Table 5-5. Distribution of Larsen’s grades of knee joints at entry and at the three-year visit.
| Larsen’s grade | Baseline | 3 years |
|---|---|---|
| n (%) | n (%) | |
| 0 | 12 (21.8) | 7 (12.7) |
| 1 | 15 (27.3) | 16 (29.1) |
| 2 | 14 (25.5) | 11 (20.0) |
| 3 | 11 (20.0) | 13 (23.6) |
| 4 | 3 (5.5) | 7 (12.7) |
| 5 | 0 (0) | 1 (1.8) |
| Total | 55 (100) | 55 (100) |
Table 5-6. Serum and synovial fluid markers of collagen metabolism and synovial fluid leukocytes in patients (44 RA, 7 chronic seronegative spondylarthropathy and 4 juvenile RA) with stable and deteriorating Larsen’s grade of knee joint at 0 and 3 years’ visit.
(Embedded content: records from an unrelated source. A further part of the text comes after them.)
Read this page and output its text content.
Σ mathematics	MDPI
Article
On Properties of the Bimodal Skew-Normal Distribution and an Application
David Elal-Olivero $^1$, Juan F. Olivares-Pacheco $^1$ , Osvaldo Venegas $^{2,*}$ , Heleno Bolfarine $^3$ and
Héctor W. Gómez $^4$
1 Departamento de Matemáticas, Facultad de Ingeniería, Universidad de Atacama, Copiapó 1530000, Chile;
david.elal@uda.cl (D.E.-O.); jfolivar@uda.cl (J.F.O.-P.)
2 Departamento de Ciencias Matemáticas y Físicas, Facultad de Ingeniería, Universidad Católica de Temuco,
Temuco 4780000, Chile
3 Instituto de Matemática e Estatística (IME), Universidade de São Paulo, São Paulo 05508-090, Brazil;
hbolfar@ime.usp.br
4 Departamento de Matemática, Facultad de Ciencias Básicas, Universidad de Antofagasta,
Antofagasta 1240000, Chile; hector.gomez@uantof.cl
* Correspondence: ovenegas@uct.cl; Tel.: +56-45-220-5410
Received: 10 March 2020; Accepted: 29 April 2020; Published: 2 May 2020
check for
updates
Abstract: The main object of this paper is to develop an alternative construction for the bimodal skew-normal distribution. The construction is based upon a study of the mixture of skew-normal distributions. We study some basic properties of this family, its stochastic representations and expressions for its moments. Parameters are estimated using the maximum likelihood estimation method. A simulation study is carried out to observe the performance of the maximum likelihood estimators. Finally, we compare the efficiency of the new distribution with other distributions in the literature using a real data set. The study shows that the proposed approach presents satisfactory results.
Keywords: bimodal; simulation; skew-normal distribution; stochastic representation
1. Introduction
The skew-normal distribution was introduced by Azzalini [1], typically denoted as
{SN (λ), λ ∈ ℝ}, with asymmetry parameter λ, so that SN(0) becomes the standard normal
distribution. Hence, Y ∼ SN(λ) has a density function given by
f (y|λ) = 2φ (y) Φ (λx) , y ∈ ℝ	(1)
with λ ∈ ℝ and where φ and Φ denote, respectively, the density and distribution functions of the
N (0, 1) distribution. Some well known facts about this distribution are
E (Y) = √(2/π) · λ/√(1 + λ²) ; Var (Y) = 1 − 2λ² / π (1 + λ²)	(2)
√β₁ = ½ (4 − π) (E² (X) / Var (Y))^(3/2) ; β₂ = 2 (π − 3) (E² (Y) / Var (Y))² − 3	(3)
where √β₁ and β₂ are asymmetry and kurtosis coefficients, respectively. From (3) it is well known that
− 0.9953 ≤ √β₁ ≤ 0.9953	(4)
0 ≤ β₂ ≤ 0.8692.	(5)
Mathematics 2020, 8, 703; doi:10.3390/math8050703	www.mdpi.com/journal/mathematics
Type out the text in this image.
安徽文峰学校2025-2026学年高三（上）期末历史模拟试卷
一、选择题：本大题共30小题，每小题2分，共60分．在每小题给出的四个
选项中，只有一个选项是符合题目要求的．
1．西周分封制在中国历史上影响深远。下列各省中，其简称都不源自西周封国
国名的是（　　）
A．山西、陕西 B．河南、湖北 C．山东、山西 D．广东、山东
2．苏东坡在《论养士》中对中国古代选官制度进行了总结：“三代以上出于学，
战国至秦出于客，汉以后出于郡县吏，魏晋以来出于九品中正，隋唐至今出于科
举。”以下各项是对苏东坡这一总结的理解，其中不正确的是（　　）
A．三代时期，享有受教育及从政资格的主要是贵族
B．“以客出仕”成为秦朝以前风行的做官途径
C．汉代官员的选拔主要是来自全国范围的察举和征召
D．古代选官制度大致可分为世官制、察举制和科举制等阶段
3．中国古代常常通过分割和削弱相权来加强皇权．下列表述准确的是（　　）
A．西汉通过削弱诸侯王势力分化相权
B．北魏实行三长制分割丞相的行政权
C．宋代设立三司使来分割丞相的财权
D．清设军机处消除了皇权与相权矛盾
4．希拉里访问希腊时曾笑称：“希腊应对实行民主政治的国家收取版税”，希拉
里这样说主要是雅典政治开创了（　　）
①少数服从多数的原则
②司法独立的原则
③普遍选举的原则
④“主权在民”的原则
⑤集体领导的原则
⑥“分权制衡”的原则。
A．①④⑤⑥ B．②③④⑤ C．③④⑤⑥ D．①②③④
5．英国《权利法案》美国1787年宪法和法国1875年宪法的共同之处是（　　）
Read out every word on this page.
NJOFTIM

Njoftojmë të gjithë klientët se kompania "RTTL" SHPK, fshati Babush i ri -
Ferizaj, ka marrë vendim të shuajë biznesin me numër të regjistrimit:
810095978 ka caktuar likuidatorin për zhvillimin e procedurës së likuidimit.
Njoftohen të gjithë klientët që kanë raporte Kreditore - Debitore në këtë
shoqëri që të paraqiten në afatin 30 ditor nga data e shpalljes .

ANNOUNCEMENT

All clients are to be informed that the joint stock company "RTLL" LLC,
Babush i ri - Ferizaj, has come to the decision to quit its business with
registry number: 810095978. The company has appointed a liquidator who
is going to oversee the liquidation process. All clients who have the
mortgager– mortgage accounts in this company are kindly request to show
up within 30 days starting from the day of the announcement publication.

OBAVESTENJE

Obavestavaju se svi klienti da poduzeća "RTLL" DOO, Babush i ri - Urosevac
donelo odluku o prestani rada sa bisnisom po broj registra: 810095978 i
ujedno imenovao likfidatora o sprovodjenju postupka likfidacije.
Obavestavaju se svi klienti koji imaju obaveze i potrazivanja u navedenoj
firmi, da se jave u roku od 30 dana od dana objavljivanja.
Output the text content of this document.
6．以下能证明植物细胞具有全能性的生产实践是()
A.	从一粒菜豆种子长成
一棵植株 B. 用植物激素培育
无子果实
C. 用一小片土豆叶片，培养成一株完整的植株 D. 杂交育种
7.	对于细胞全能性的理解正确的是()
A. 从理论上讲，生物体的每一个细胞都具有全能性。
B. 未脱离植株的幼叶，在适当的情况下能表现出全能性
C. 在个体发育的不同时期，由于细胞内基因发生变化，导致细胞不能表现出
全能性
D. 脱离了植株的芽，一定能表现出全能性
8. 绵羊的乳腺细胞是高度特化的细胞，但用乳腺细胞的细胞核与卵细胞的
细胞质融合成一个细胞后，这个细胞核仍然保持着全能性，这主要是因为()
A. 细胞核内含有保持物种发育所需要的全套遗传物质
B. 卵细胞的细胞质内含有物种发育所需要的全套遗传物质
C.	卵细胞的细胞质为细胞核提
S = serum, SF = synovial fluid, ICTP = cross-linked carboxyterminal telopeptide of type I collagen, PINP = aminoterminal propeptide of type I procollagen, PIIINP = aminoterminal propeptide of type III procollagen. * = p < 0.05.
| Variable | Patients with stable Larsen’s grade | Patients with deteriorating Larsen’s grade | p value of Mann-Whitney test |
|---|---|---|---|
| median (range) | median (range) | ||
| S-ICTP (µg/l) | 4.1 (1.7-14.8) | 5.2 (1.1-24.2) | 0.456 |
| (n = 33) | (n = 21) | ||
| SF-ICTP (µg/l) | 14.0 (2.8-42.3) | 17.6 (7.1-64.6) | 0.035* |
| (n = 33) | (n = 22) | ||
| S-PINP (µg/l) | 41.3 (15.0-111.3) | 44.2 (23.8-90.70) | 0.458 |
| (n = 32) | (n =20) | ||
| SF-PINP (µg/l) | 731.0 (118.0-5017.0) | 869.5 (147.0-2462.0) | 0.345 |
| (n = 31) | (n = 20) | ||
| S-PIIINP (µg/l) | 3.9 (1.8-7.4) | 4.4 (2.1-11.7) | 0.209 |
| (n = 30) | (n = 20) | ||
| SF-PIIINP (µg/l) | 1099.0 (438.0-4781.0) | 1378.0 (278.0-3905.0) | 0.412 |
| (n = 31) | (n = 21) | ||
| SF leukocytes (109/l) | 11.2 (3.6-54.8) | 5.2 (0.1-18.7) | 0.012* |
| (n = 32) | (n = 21) | ||
| SF polymorphonuclear leukocytes (109/l) | 7.1 (1.0-45.5) | 2.7 (0-14.1) | 0.018* |
| (n = 32) | (n = 21) |
Table 5-6 shows the median baseline values of the different markers in both groups. The median SF-ICTP concentration was significantly higher in the patients with a deteriorating Larsen’s grade than in those with a stable value (p = 0.035). When tested only in the patients with RA (n = 44), an equal difference in SF-ICTP was found between the above groups; i.e. the median level of ICTP was 14.0 µg/l (range 2.8-42.3 µg/l) for the 25 RA patients with stable disease and 18.3 µg/l (range 7.1-64.6 µg/l) for the 19 subjects whose disease was deteriorating, though the difference did not reach statistical significance (p = 0.063). Instead, the median levels of both SF total leukocytes (p = 0.012) and polymorphonuclear leukocytes (p = 0.018) were statistically higher in the patients with a stable grade. A comparison of the diagnostic subgroups showed that the association did not hold in the RA group, but was more pronounced in the other inflammatory arthropathies, i.e., the median was 9.8 x 109/l for stable disease and 11.0 x 109/l for progressive disease in the RA group, while the corresponding values in the other diagnostic groups were 12.6 x 109/l and 2.2 x 109/l. There was no statistically significant difference for S-ICTP, S-PIIINP, SF-PINP or SF-PIIINP between the above groups either in the whole series or in the diagnostic subgroups. The mean SF:S ratio of ICTP was 3.1 (SD 1.8) for the patients with a stable Larsen’s grade, and 4.5 (3.3) for those with a deteriorating Larsen’s grade (NS).
There was no statistical difference between the patients with a stable or deteriorating Larsen’s grade with regard to treatment with DMARDs or peroral corticosteroid therapy during the follow-up.